The absence of U.S. leadership makes the world more dangerous than ever

A bomb is released from a Russian Su-34 strike fighter in Syria last year in this photo obtained from footage taken from the Russian Defense Ministry website. (Associated Press)
A bomb is released from a Russian Su-34 strike fighter in Syria last year in this photo obtained from footage taken from the Russian Defense Ministry website. (Associated Press)

For more than 50 years, national security leaders have gathered annually at the Munich Security Conference, a conclave established during the depths of the Cold War as a meeting place for the Western allies standing against the communist threat. I have been privileged to attend almost half of these meetings — from the era of hope and excitement that followed the Soviet collapse in the early 1990s through the divisive and difficult wars of the post-9/11 decade — but none has been as troubling as the one held this month.

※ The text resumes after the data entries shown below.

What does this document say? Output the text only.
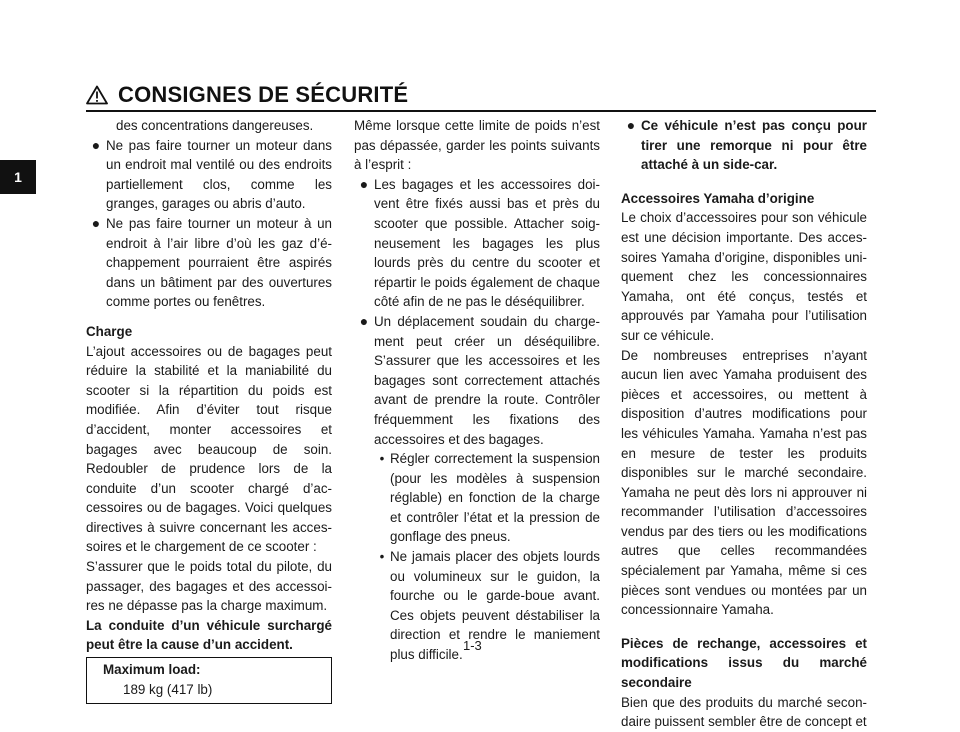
CONSIGNES DE SÉCURITÉ
1

des concentrations dangereuses.

● Ne pas faire tourner un moteur dans un endroit mal ventilé ou des endroits partiellement clos, comme les granges, garages ou abris d’auto.
● Ne pas faire tourner un moteur à un endroit à l’air libre d’où les gaz d’échappement pourraient être aspirés dans un bâtiment par des ouvertures comme portes ou fenêtres.

Charge

L’ajout accessoires ou de bagages peut réduire la stabilité et la maniabilité du scooter si la répartition du poids est modifiée. Afin d’éviter tout risque d’accident, monter accessoires et bagages avec beaucoup de soin. Redoubler de prudence lors de la conduite d’un scooter chargé d’accessoires ou de bagages. Voici quelques directives à suivre concernant les accessoires et le chargement de ce scooter :

S’assurer que le poids total du pilote, du passager, des bagages et des accessoires ne dépasse pas la charge maximum.

La conduite d’un véhicule surchargé peut être la cause d’un accident.

Maximum load:
189 kg (417 lb)

Même lorsque cette limite de poids n’est pas dépassée, garder les points suivants à l’esprit :

● Les bagages et les accessoires doivent être fixés aussi bas et près du scooter que possible. Attacher soigneusement les bagages les plus lourds près du centre du scooter et répartir le poids également de chaque côté afin de ne pas le déséquilibrer.
● Un déplacement soudain du chargement peut créer un déséquilibre. S’assurer que les accessoires et les bagages sont correctement attachés avant de prendre la route. Contrôler fréquemment les fixations des accessoires et des bagages.
• Régler correctement la suspension (pour les modèles à suspension réglable) en fonction de la charge et contrôler l’état et la pression de gonflage des pneus.
• Ne jamais placer des objets lourds ou volumineux sur le guidon, la fourche ou le garde-boue avant. Ces objets peuvent déstabiliser la direction et rendre le maniement plus difficile.
● Ce véhicule n’est pas conçu pour tirer une remorque ni pour être attaché à un side-car.

Accessoires Yamaha d’origine

Le choix d’accessoires pour son véhicule est une décision importante. Des accessoires Yamaha d’origine, disponibles uniquement chez les concessionnaires Yamaha, ont été conçus, testés et approuvés par Yamaha pour l’utilisation sur ce véhicule.

De nombreuses entreprises n’ayant aucun lien avec Yamaha produisent des pièces et accessoires, ou mettent à disposition d’autres modifications pour les véhicules Yamaha. Yamaha n’est pas en mesure de tester les produits disponibles sur le marché secondaire. Yamaha ne peut dès lors ni approuver ni recommander l’utilisation d’accessoires vendus par des tiers ou les modifications autres que celles recommandées spécialement par Yamaha, même si ces pièces sont vendues ou montées par un concessionnaire Yamaha.

Pièces de rechange, accessoires et modifications issus du marché secondaire

Bien que des produits du marché secondaire puissent sembler être de concept et

1-3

That is because the world has never seemed as dangerous and leaderless as it does now. Only the extremists and bullies act boldly, and therefore they have seized the initiative. It is a moment in history that evokes the haunting words of W.B. Yeats: “The best lack all conviction, while the worst are full of passionate intensity.”

The simple fact is that there is more instability in the world today than at any time since the end of World War II. The threats come from emboldened expansionist powers such as Iran, Russia and China, and also terrorist aggressors such as the Islamic State and al-Qaeda. In short, the enemies of freedom are on the march.

At the same time, the United States — which assumed global leadership after World War II to protect our domestic security, prosperity and freedom — has chosen this moment to become more passive in the world.

The absence of American leadership has certainly not caused all the instability, but it has encouraged and exacerbated it.

For example, while the threat of violent Islamist extremism has existed for several decades, the military and political disengagement of the United States from Iraq after the success of the surge and our failure to intervene to stop the slaughter in Syria have conspired to create a vacuum in the heart of the Middle East. This vacuum has been exploited by the region’s most dangerous anti-American forces: totalitarian Sunni fanatics and the Islamic Republic of Iran.

The result is the creation of a terrorist sanctuary of unprecedented scale and Iranian domination over multiple Arab capitals.

Russian President Vladimir Putin has also moved to exploit the vacuum, first by seizing Crimea and moving into eastern Ukraine in 2014. The United States reacted to that breach of world order with words of outrage and some sanctions against Moscow, but also by refusing to give Ukrainians the defensive weapons that might impose a heavier military cost on Russia for its adventurism. Rather than deterring Russia from further aggression, our hesitation in Ukraine signaled to the Kremlin that the United States itself could be deterred when Russia acted boldly and decisively.

Putin soon extended this lesson to Syria, where he dispatched his forces last year in order to turn the tide of war in favor of a weakening Bashar al-Assad. Despite predictions of “quagmire,” that is precisely what Russia’s intervention has achieved — while reestablishing Moscow as a force to be reckoned with in yet another vital region. The U.S. response? To ask for Putin’s help in extinguishing fires that he himself has been feeding.

This fits a broader pattern. In too many places in recent years, the United States has treated its adversaries as essential partners to be courted, while dismissing or denigrating its historic allies and partners as inconveniences or obstacles to peace. But as frustrated as they are with the United States, our friends also recognize that they are incapable by themselves of managing the crises that confront them without the United States.

In Munich this month, the United States ratified its diminished role by reaching an agreement on Syria that elevates the standing of Russia, pressures the Syrian opposition and stands little chance of ending the campaign of indiscriminate violence being waged on behalf of the Assad regime against the long-suffering Syrian people. Almost no one in Munich thought it would work.

At the end of the conference, I shared these fears about the state of the world with an Arab diplomat. “I agree,” he replied, “and when we return to Munich next February, it will all be much worse.”

The best way to defy that prediction is for the United States to reassert its historic leadership role — not by acting alone, but in concert with our worldwide network of allies and friends, which is yearning for this.

In a conversation with the leader of a European ally, some of us asked what the United States could do to be most helpful to him and his country. His answer was direct: “Elect a president who understands the importance of American leadership in the world.”

That would be in our national interest and is also wise counsel to American voters as we decide whom to support in this year’s topsy-turvy presidential election.

Joseph I. Lieberman represented Connecticut in the Senate from 1989 to 2013, serving three terms as a Democrat and one term as an independent, and is chairman of United Against Nuclear Iran.